Another leaked communiquĂ© in Gawker’s report had a Sony worker saying: “We do not seem to be doing new or original ideas anymore unless they come from term deal players … Our development execs should focus on new fresh material, and not be permitted to simply remake …”
If anything it seems that Hollywood studios, albeit backroom personnel, are quite ashamed of the current situation in mainstream American moviemaking. Such despondency must resonate strongly across the backrooms of all studio offices, yet Hollywood’s focus remains on doing the very thing that may not be working, at least not in the way envisaged. Although audiences welcome more of the same, there is a reason why revenue is down and audience attendance is also decreasing, though, we cannot discount the fact that profits are greatly affected by the plethora of competing new media platforms demanding people’s attention.
Where the influx of expensive franchise blockbusters due in 2015 will take Hollywood is open to debate. Some of these movies will be good, but it is unsustainable to expect this current business model to work in the long run. There is also the thought that all this American produced material may eventually incur a greater sense of cultural nationalism in emerging markets, making those audiences court domestically produced films over Hollywood offerings.

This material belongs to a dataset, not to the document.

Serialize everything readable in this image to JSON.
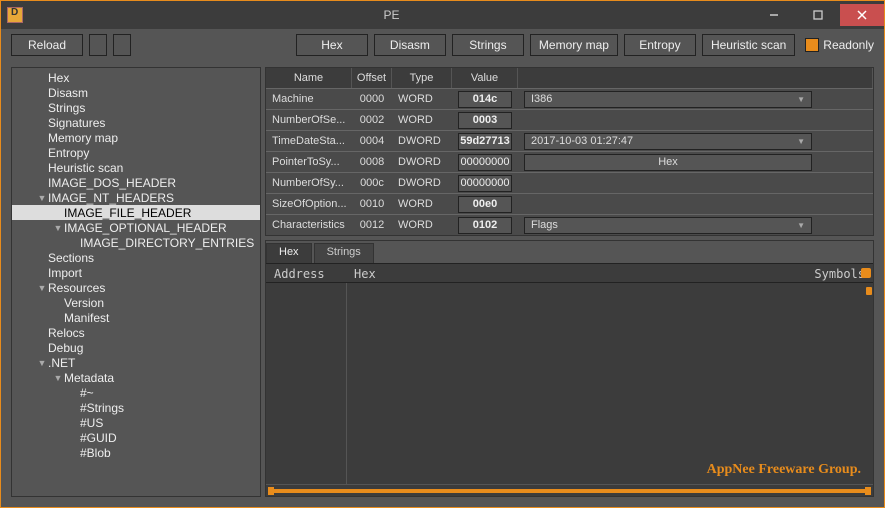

Which brings us back to Peter Jackson, for having changed the face of blockbuster moviemaking, will now return to making “smaller films”. He came on to the scene having made a blockbuster that was unlike anything out there at the time, only to now see everything else resemble it in some way. Jackson’s sentiments perhaps even suggests that he as a filmmaker is folly to the trappings of generically epic moviemaking and needs to break away from it somehow. It’s out of control and no-one seems to know what to do about it, most notably those that created the beast.